DOL Nominees Announced. The Senate has already confirmed sixteen of President Trump’s agency nominees, but the employment-related agencies (i.e., the U.S. Department of Labor (DOL), the U.S. Equal Employment Opportunity Commission, and the National Labor Relations Board (NLRB)) are a bit behind. There was some news this week, however, relating to DOL nominees:

  • Secretary of Labor Hearing. The Senate Committee on Health, Education, Labor and Pensions was scheduled to hold a hearing this week on the nomination of former U.S. Representative Lori Chavez-DeRemer of Oregon to be secretary of labor. But due to a snowstorm in the Washington, D.C., area, the hearing has been rescheduled for February 19, 2025.
  • DOL Subagency Nominees. Potentially filling in the leadership positions of the DOL’s subagencies, are the following nominees who were announced this week:
  • David Keeling has been nominated to be the assistant secretary of labor for occupational safety and health. Keeling has held several positions overseeing private-sector employers’ workplace safety programs.
    • Wayne Palmer has been nominated to be the assistant secretary of labor for mine safety and health. Palmer held the same position during the first Trump administration.
    • Daniel Aronowitz, an insurance industry executive, has been nominated to lead the Employee Benefits Security Administration.
    • Henry Mack III has been nominated to lead the Employment and Training Administration. Mack previously served in the Florida Department of Education.

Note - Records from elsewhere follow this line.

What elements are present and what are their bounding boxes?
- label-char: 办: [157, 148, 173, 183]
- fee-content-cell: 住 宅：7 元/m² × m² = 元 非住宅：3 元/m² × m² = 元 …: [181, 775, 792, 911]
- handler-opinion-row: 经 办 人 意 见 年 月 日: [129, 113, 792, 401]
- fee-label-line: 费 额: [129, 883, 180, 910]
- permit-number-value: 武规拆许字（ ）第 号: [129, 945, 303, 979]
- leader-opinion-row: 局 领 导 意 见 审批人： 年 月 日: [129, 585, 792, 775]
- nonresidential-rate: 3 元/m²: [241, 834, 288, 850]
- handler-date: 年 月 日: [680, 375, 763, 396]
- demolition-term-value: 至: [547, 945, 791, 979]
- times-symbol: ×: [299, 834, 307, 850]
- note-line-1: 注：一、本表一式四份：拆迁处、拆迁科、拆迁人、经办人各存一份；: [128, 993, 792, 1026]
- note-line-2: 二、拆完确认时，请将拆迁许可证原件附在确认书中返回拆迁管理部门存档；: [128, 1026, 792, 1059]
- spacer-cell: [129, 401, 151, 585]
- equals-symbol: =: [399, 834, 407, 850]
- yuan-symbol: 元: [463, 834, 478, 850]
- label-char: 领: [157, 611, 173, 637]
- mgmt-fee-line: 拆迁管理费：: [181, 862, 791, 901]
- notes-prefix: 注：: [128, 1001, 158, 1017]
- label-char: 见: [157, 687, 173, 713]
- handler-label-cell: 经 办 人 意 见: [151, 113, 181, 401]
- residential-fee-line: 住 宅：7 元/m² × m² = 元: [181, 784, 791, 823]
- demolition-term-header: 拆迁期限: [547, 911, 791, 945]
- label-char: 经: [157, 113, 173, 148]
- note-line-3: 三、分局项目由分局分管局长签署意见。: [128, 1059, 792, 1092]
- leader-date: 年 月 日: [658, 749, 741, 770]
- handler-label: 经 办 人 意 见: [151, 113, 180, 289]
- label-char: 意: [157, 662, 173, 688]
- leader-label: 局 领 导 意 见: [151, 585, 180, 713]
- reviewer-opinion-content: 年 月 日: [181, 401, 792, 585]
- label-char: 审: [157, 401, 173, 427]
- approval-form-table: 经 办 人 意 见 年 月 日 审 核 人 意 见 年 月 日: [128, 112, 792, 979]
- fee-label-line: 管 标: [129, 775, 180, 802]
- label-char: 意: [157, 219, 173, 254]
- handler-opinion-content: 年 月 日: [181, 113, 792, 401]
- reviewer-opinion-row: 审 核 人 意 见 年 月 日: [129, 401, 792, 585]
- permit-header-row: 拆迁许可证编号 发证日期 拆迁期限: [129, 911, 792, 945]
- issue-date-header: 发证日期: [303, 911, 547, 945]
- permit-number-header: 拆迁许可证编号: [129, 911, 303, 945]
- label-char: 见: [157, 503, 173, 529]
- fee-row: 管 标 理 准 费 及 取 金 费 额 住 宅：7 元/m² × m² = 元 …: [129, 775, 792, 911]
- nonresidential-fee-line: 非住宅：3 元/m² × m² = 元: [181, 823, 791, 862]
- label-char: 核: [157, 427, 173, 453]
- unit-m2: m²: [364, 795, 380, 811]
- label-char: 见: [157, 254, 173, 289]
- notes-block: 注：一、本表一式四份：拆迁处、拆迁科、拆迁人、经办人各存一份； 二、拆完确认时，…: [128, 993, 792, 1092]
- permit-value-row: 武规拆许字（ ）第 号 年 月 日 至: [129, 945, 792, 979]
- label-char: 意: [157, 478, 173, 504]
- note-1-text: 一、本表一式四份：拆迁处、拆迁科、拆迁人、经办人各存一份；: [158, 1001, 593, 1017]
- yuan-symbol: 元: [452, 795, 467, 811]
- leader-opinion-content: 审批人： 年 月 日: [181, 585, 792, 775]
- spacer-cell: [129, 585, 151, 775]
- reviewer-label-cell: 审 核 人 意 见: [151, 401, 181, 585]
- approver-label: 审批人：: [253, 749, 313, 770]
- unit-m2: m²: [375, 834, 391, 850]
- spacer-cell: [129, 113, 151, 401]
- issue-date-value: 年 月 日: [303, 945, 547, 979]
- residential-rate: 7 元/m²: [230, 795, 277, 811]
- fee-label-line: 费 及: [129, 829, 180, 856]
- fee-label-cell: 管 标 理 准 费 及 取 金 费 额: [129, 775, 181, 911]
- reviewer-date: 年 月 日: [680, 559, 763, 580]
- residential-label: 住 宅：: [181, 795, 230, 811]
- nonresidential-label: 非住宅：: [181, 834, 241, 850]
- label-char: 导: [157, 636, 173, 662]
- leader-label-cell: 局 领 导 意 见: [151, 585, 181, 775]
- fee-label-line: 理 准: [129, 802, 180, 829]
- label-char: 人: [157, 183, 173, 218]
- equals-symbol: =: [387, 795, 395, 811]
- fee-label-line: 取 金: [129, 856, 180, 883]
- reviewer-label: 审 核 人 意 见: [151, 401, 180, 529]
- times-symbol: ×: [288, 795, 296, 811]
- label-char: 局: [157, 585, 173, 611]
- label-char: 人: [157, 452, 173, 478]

CFPB Halts Activity. Activity at the Consumer Financial Protection Bureau (CFPB) was effectively stopped this week while the Department of Government Efficiency reviews the agency’s internal operations. The CFPB, which “enforces Federal consumer financial law and ensures that markets for consumer financial products are transparent, fair, and competitive” stretched its reach over the last several years as part of former President Joe Biden’s “whole of government” approach to promoting unionization. For example, in 2023, the CFPB entered into an information sharing agreement with the NLRB “to address practices that harm workers in the ‘gig economy’ and other labor markets.” Pursuant to that agreement, the CFPB also focused on “employer-driven debt” that allegedly results from employee expenses related to “employer-mandated training or equipment.” Created by Congress in the Dodd-Frank Wall Street Reform and Consumer Protection Act of 2010, CFPB has long been criticized by Republicans.

H-1B Registration Period Announced. U.S. Citizenship and Immigration Services has announced that the fiscal year 2026 H-1B cap registration period will open at noon ET on Friday, March 7, 2025, and close at noon ET on Monday, March 24, 2025. Nicole Fink and Philip K. Sholts have the details on the increased fees, the second go-round of the beneficiary-centric selection process, and other need-to-know aspects of the process.

Remembering Justice Scalia. Supreme Court of the United States Justice Antonin Scalia passed away this week in 2016 at the age of seventy-nine. While an incredible amount has been written about Justice Scalia and his legal philosophy, at the Buzz, we remember his jurisprudence related to labor and employment law. For example, Justice Scalia took part in decisions holding that union “salts” were employees under the National Labor Relations Act (NLRA) and that the NLRB was precluded by the Immigration Reform and Control Act of 1986 from awarding backpay to undocumented workers—even if their employment termination was otherwise unlawful under the NLRA. With the opportunity to write for the Court, Justice Scalia authored opinions emphasizing the need for sufficient commonality between potential members of a class action, particularly in employment law cases, as well as an opinion holding that the Federal Arbitration Act preempted state laws prohibiting class action waivers in arbitration. Finally, in Oncale v. Sundowner Offshore Services, Inc., Justice Scalia wrote that Title VII of the Civil Rights Act of 1964’s prohibition of discrimination “because of … sex” applied to same-sex sexual harassment claims.